Chariots Of Fire Helmer Comes Out Of Retirement For Midnight Sun
English filmmaker Hugh Hudson started out as an editor of documentaries in the 1960s, and before long was making his own. Yet it is for his first narrative feature Chariots of Fire for which Hudson is best known. The biopic that followed the harrowing drama of two contentious track stars running in the 1924 Olympics won critical acclaim and four Oscars, including Best Picture. However despite this early success, Hudson’s career as a film director sputtered, then came to a screeching halt in 2000, after the Kim Basinger-fronted biopic I Dreamed of Africa proved to be major flop critically and at the box office.
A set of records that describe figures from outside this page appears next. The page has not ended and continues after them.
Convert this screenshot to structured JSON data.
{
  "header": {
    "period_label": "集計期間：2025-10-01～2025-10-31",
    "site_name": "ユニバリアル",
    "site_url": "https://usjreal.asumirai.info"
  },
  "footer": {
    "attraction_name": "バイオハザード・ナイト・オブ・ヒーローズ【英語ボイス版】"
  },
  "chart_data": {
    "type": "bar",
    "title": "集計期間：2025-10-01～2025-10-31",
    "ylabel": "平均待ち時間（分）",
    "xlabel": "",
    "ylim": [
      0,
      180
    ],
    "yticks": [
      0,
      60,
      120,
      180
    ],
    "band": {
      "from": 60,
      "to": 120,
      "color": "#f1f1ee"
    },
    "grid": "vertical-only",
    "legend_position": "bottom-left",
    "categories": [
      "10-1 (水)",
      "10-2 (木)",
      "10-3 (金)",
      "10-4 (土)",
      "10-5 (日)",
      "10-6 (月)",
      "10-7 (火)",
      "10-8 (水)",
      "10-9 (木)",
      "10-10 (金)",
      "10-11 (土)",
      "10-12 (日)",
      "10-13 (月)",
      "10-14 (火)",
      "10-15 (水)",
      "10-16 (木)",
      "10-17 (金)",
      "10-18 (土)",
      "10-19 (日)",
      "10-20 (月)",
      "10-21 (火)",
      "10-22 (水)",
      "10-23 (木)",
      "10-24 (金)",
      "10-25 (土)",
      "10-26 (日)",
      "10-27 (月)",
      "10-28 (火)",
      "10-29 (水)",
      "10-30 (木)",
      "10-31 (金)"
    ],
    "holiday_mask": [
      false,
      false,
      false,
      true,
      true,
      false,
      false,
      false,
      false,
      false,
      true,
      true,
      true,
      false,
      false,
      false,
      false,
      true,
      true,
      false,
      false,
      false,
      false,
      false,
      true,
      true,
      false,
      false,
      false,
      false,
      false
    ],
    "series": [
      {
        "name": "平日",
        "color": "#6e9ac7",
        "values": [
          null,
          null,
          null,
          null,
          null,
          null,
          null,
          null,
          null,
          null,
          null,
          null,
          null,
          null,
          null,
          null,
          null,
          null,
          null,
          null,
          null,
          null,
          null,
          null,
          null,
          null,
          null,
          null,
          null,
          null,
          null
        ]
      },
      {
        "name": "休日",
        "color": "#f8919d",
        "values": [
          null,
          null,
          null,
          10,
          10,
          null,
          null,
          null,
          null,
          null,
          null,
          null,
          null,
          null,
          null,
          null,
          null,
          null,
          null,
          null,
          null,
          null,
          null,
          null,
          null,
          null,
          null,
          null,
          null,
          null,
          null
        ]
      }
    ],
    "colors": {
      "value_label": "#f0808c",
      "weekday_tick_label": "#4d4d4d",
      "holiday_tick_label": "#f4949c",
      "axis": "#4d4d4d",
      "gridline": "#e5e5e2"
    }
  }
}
Since then, his only screen effort has been a little-known documentary called Rupture: A Matter of Life OR Death, which he created for BBC4. So frankly, it’s shocking to see Variety report that Hudson is set to return to the director’s chair to helm a new narrative feature, Midnight Sun.
The film, which Hudson co-wrote, is said to be a family-friendly adventure in the vein of Free Willy and Dolphin Tale, wherein a child connects to an animal in need and vows to save it. In the case of Midnight Sun, it will be a young boy who sets out to reunite a stranded polar bear cub with its missing mother, who has wondered off into northern Canada’s ice fields. Financing has already been secured for the project, so we can expect casting news to follow in short order.
Tapping into themes of determination and hope, the project seems a good fit for Hudson’s sensibilities. However his long-time helming hiatus is a cause for concern. Movies and audience expectations have shifted greatly since 2000, and even then Hudson out of touch with the times. Still, I’m pulling for him to succeed, as his film’s aspirational message is one I’d warmly welcome.